Last Snow - Eric van Lustbader [37]
Along the left wall was an array of whips and crops of all kinds, made of different materials. Below it, an assortment of manacles linked by chains. In front of this display was a Western saddle, complete with stirrups and cinch, thrown over a custom-made sawhorse. In the center of the right wall was a floor-to-ceiling mirror, on either side three tiers of dummy heads on each of which was a full-head mask of either leather or black latex. Below each one, lined up like little red soldiers, were what she knew were gag balls. The one small window had been blacked out and was covered with thick metal grillwork straight out of The Count of Monte Cristo.
This regimental exhibit was unsettling enough, but it was the object in the center of the room that riveted her attention: a massive wooden armchair bolted to the floorboards. On each arm and on each of the front legs was a leather restraint with metal buckle. The sight of the chair, so similar to the one Morgan Herr had tied her into for the better part of a week, gave her a sick feeling in the pit of her stomach.
“Do the tools of my trade interest you?” Milla Tamirova leaned against the open doorway. She had lit a cigarette while Alli was in the bathroom, and now she exhaled a cloud of pale smoke toward the high ceiling.
Alli couldn’t take her eyes off the chair, which both repelled and fascinated her. The atmosphere seemed saturated with sweat and sexual musk. “I want you to tell me about this.”
“The mechanics of bondage are simplicity itself.”
“Forget the mechanics.” Alli circled the chair as if in a death spiral. “I want to know about the psychology of it.”
Milla Tamirova, smoking slowly, studied her for some time. “It’s not about sex, you know.”
“It’s about power, right?”
“No,” the older woman said, “it’s about control, gathering it to you and letting it go.”
Alli turned to look at her. “Control.” She said this as if it were a word that Milla Tamirova had invented, one that was as potentially fascinating as it was inscrutable.
Tamirova nodded. “That’s right.”
“Give me an example.”
Milla Tamirova seemed to flow, rather than walk, into the dungeon. “Take this chair, for instance. The client is strapped in. He begs to be released, I ignore him. He says he’ll do whatever I want and I say, ‘Anything? Anything at all?’ and he nods his head, eager, avid, greedy, even, for the punishment I will mete out.”

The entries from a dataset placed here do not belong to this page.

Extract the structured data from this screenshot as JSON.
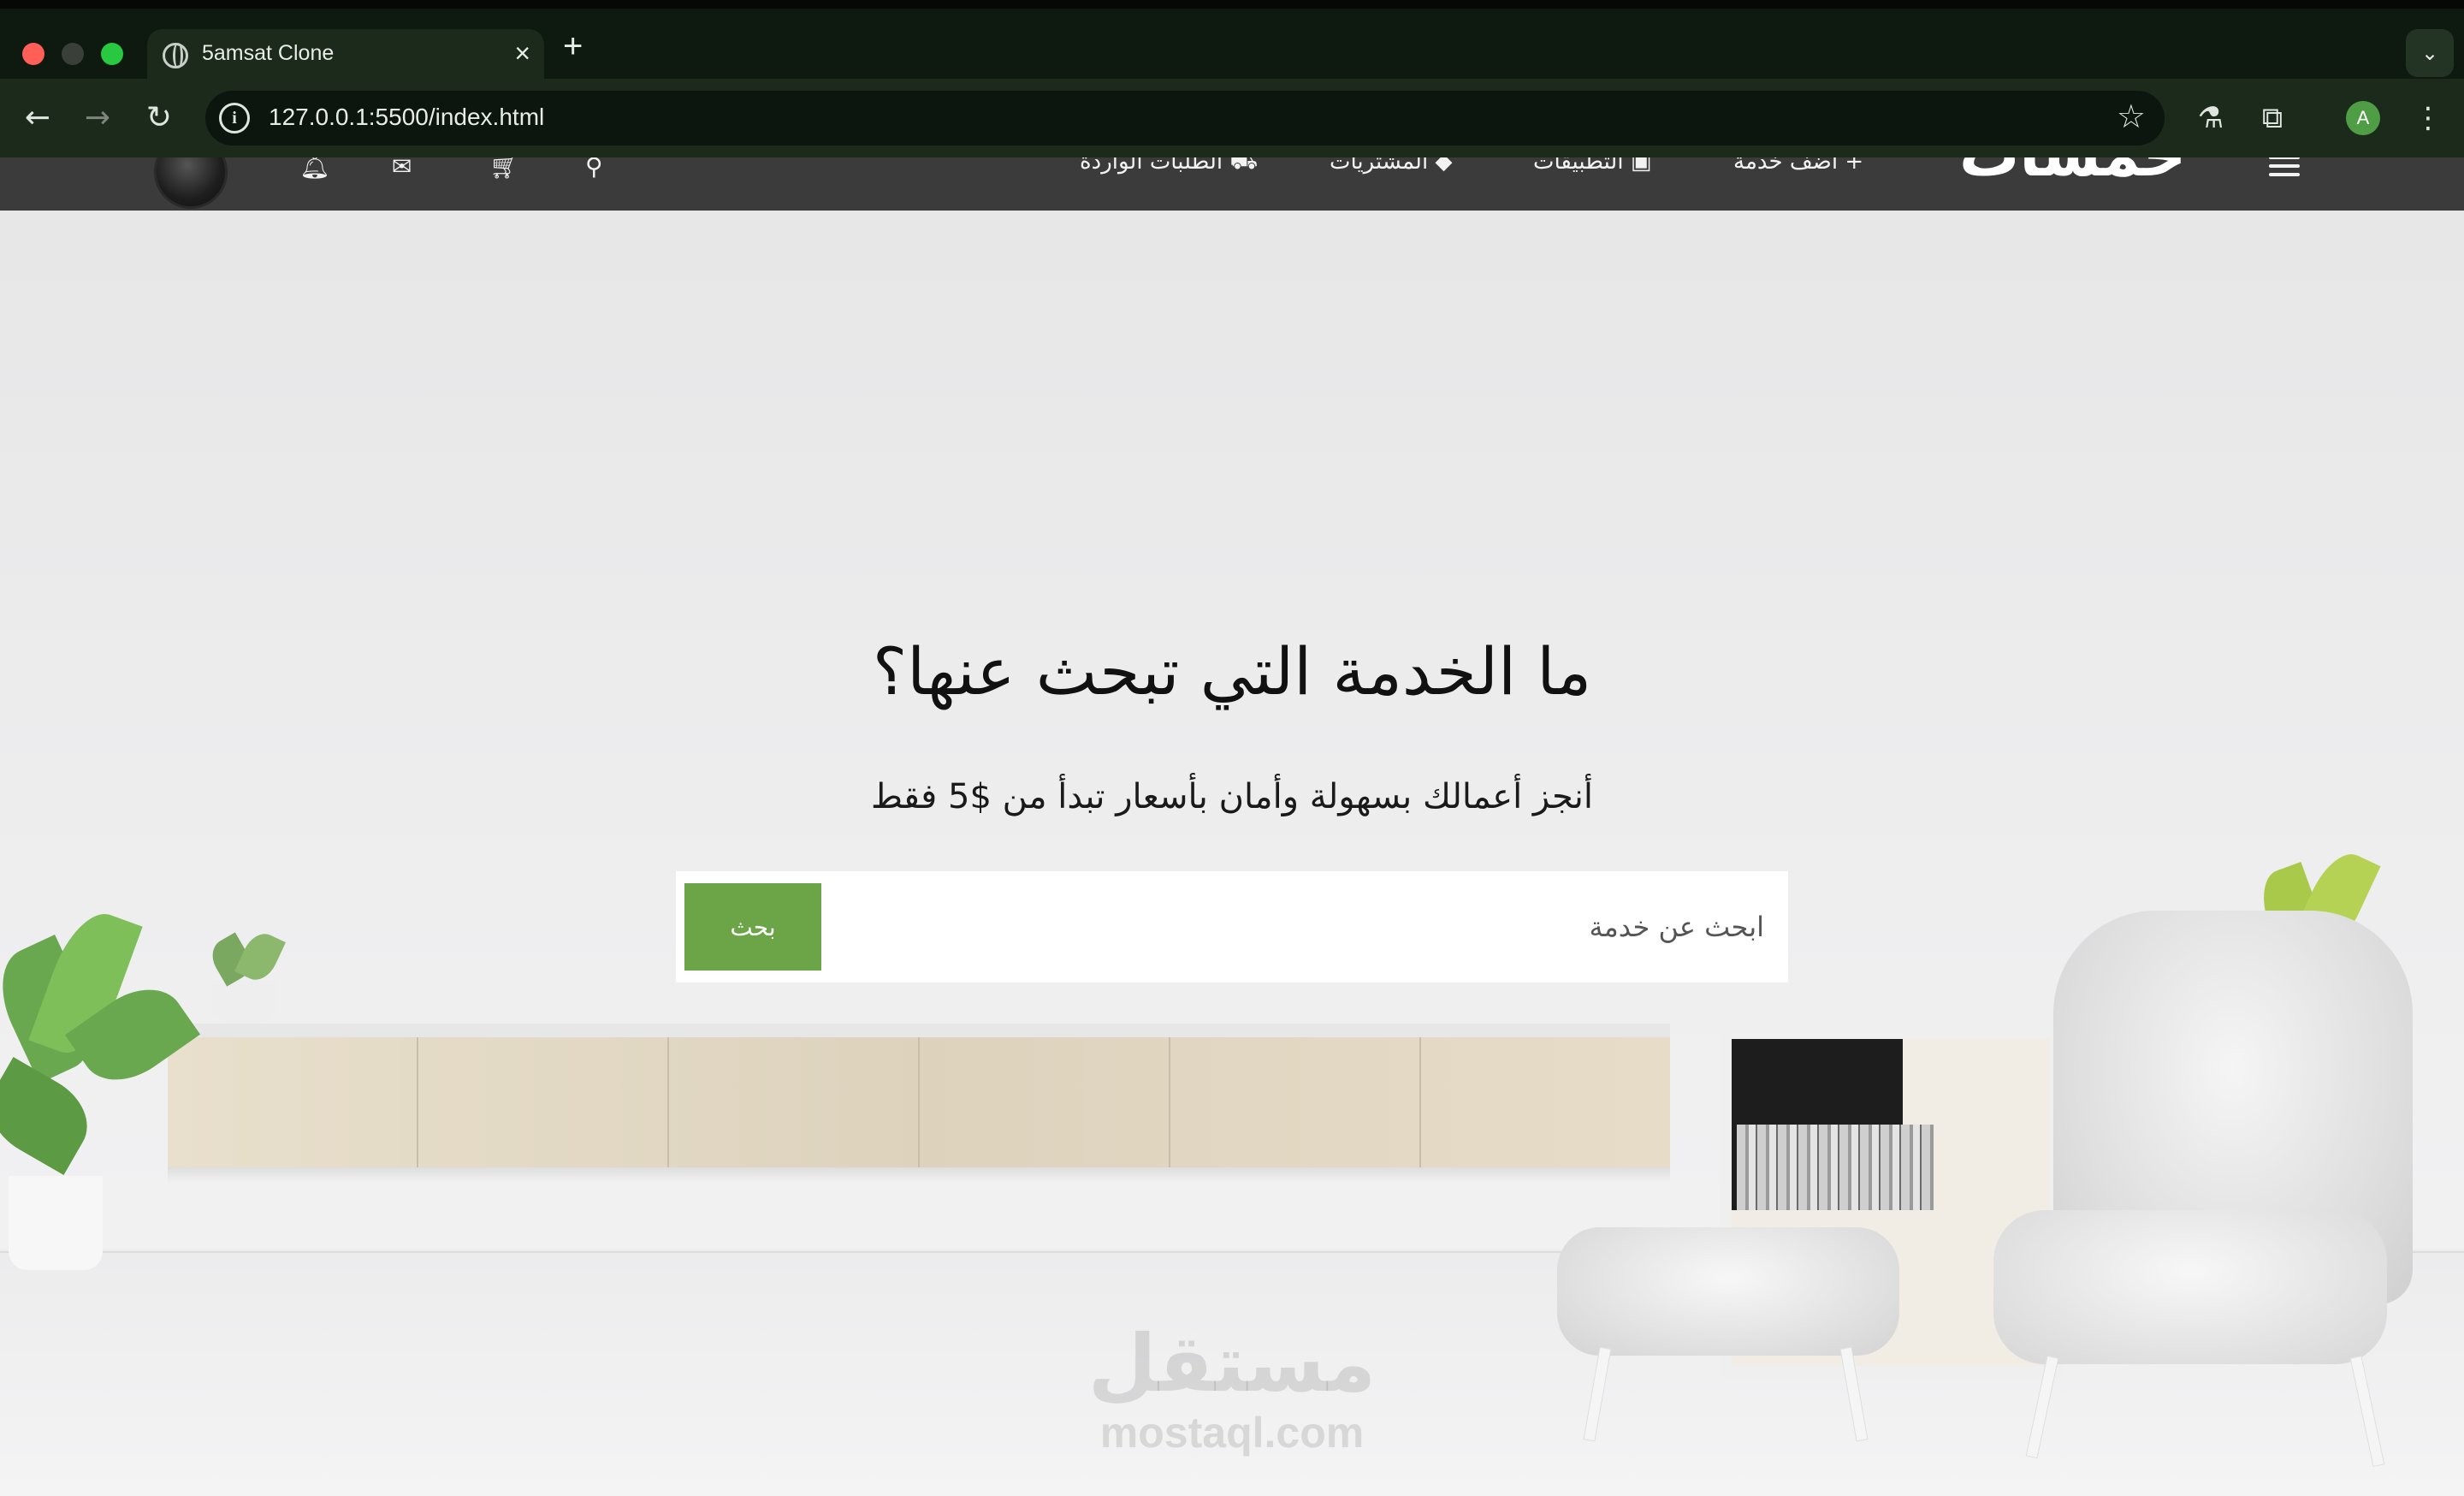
{
  "browser": {
    "tab_title": "5amsat Clone",
    "tab_close": "×",
    "new_tab": "+",
    "url": "127.0.0.1:5500/index.html",
    "profile_initial": "A",
    "icons": [
      "back-icon",
      "forward-icon",
      "reload-icon",
      "info-icon",
      "star-icon",
      "labs-icon",
      "extensions-icon",
      "more-icon"
    ]
  },
  "site_nav": {
    "brand": "خمسات",
    "links": {
      "orders": "الطلبات الواردة",
      "purchases": "المشتريات",
      "apps": "التطبيقات",
      "add_service": "أضف خدمة"
    },
    "icons": [
      "avatar",
      "bell-icon",
      "mail-icon",
      "cart-icon",
      "search-icon",
      "truck-icon",
      "tag-icon",
      "apps-icon",
      "plus-icon",
      "menu-icon"
    ]
  },
  "hero": {
    "title": "ما الخدمة التي تبحث عنها؟",
    "subtitle": "أنجز أعمالك بسهولة وأمان بأسعار تبدأ من $5 فقط",
    "search_placeholder": "ابحث عن خدمة",
    "search_button": "بحث"
  },
  "watermark": {
    "arabic": "مستقل",
    "latin": "mostaql.com"
  },
  "colors": {
    "nav_bg": "#3b3b3b",
    "accent_green": "#6ca548",
    "brand_gold": "#c9a227"
  }
}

A loathsome shiver crawled down Alli’s spine. She felt as if she were witnessing the beginning of an accident, a car crash, perhaps, the two vehicles heading toward each other at high speed.
“Why?” she said in a whisper. “Why do they do it?”
“Why does anyone do anything? Because it feels good.” Milla Tamirova exhaled noisily, like a horse or a dragon. “But that isn’t what you’re asking, is it?”
“No.”
“Mmm.” The older woman circled the chair, or perhaps it was Alli she was circling, as if drawn by a desire to see all sides. “These men are very powerful. They spend their days at the top of a pyramid of power, barking out orders to those groveling around them. Strange to say, they find this state of affairs enervating—all these people asking them what to do, waiting to be given orders, drains them of energy. They come to me to be rejuvenated. To them, being in a position where they not only don’t have to give orders, but are forced to obey them is sweet release.”
She stopped, curled her fingers around the back of the chair. “You understand, don’t you, that this is all theater. There’s nothing real about it, except as it exists in their minds.”
“You hold no malice toward them.”
“Quite the opposite, I . . .” Milla Tamirova broke off and, relinquishing her position, walked to where Alli still stood in front of the chair. “What happened to you, child?”
Without taking her eyes from the chair, Alli clamped her lips together.